In another case, the social media policy stated that employees could not make disparaging remarks about the company and could not participate in social media activities on company time. The NLRB found this policy to be unlawful on two grounds. First, the policy could be read as unlawfully prohibiting negative commentary about wages or working conditions. Second, the policy also could be read as unlawfully prohibiting union activities during breaks and other nonworking hours at the enterprise.
In a third case, the social media policy stated that employees could not disclose wages or compensation to a third party or to any other employee. The NLRB found this policy to be unlawful because Section 7 protects the right of employees to discuss wages and other benefits with each other and with nonemployees.
The NLRB further ruled that the company unlawfully terminated employees for engaging in other protected concerted activity – posting messages on Facebook that concerns shared with other employees regarding their working conditions had been raised with a supervisor and their belief that nothing was being done in response, and about bringing a worker’s rights book to work for the employees to peruse.
NLRB Guidance on Properly Circumscribed Social Media Policies
By contrast, the NLRB recently issued an advice memorandum in another case stating that the company did not violate an employee’s Section 7 rights when it terminated her for comments she posted on Facebook regarding her employment. The employee had vented on Facebook that her supervisor tried to tell her something, the company was “full of s***,” and “FIRE ME … make my day.”
When a co-worker showed the posts to the company, the employee was terminated on grounds that it was obvious she was no longer interested in working there. The NLRB upheld the termination, finding the employee had merely expressed an individual gripe rather than any shared concerns about working conditions.
The NLRB also issued an advice memorandum in 2012 stating that a social media policy was lawful insofar as it prohibited employees from defaming or otherwise discrediting the company’s products or services. The NLRB stated that this provision did not prohibit conduct protected under Section 7 because it did not concern the company’s labor policies or treatment of employees.

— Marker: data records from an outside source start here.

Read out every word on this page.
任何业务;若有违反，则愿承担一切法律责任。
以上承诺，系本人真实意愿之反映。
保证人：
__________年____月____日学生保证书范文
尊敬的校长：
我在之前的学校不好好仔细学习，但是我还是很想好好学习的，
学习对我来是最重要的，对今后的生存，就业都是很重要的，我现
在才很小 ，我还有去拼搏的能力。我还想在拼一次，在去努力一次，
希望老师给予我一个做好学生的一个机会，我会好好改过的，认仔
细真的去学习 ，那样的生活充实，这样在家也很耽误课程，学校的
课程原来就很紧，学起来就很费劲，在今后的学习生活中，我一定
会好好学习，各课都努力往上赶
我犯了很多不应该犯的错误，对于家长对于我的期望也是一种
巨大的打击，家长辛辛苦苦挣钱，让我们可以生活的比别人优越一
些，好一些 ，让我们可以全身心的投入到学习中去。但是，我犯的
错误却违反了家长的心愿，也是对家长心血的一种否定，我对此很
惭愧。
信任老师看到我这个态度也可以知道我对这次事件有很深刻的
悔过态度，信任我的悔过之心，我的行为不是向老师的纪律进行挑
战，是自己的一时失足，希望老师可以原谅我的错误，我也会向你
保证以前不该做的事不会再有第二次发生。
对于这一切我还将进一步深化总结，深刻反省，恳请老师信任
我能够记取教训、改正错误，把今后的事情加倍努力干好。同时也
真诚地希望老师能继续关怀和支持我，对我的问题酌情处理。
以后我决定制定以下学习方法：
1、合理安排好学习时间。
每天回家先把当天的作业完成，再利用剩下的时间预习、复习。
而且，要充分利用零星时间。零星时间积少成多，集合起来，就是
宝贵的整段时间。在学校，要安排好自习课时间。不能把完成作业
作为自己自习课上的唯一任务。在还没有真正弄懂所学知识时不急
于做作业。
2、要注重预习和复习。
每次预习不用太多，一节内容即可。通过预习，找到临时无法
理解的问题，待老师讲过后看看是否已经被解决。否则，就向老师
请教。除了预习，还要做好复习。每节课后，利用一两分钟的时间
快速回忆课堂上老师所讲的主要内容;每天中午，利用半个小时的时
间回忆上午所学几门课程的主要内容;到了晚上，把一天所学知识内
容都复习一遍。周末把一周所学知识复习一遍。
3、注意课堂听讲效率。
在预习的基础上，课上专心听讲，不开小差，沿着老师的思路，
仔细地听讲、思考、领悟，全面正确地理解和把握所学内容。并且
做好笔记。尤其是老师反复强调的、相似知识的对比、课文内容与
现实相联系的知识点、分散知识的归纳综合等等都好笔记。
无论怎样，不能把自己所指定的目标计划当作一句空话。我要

In another advice memorandum issued in 2012, the NLRB upheld a social media policy in its entirety as properly circumscribed and attached a copy of the compliant policy. The NLRB found that the policy could not reasonably be construed to prohibit Section 7 protected activity because it was clearly drafted, restricted in scope and included sufficient examples of prohibited conduct that was not protected under Section 7.
The NLRB has issued several rulings finding that specific social media policies violated employees’ Section 7 rights. In many of those cases, the policies included multiple lawful restrictions, but were either overbroad in scope or contained some ambiguous verbiage.
A policy that is carefully drafted, precisely worded and narrowly tailored will likely withstand NLRB scrutiny while still furthering the company’s legitimate objectives.
 NLRA Section 7, 29 U.S.C. 157.
 See http://www.nlrb.gov/rights-we-protect/protected-concerted-activity.
 Lafayette Park Hotel, 326 NLRB 824 (1998), enf’d, 203 F.3d 52 (D.C. Cir. 1999).
 Lutheran Heritage Village-Livonia, 343 NLRB 646 (2004).
 DirecTV U.S. DirecTV Holdings, LLC, 359 NLRB 54 (2013).
 Dish Network Corp., 359 NLRB 108 (2013).
 Design Technology Group, LLC d/b/a Bettie Page Clothing, 359 NLRB 96 (2013).
 Tasker Healthcare Group, d/b/a Skinsmart, Case No. 04-CA-094222 (May 8, 2013).
 Giant Foods LLC, Case No. 05-CA-064793 and related cases (March 21, 2012).
 Walmart, Case No. 11-CA-067171 (May 30, 2012).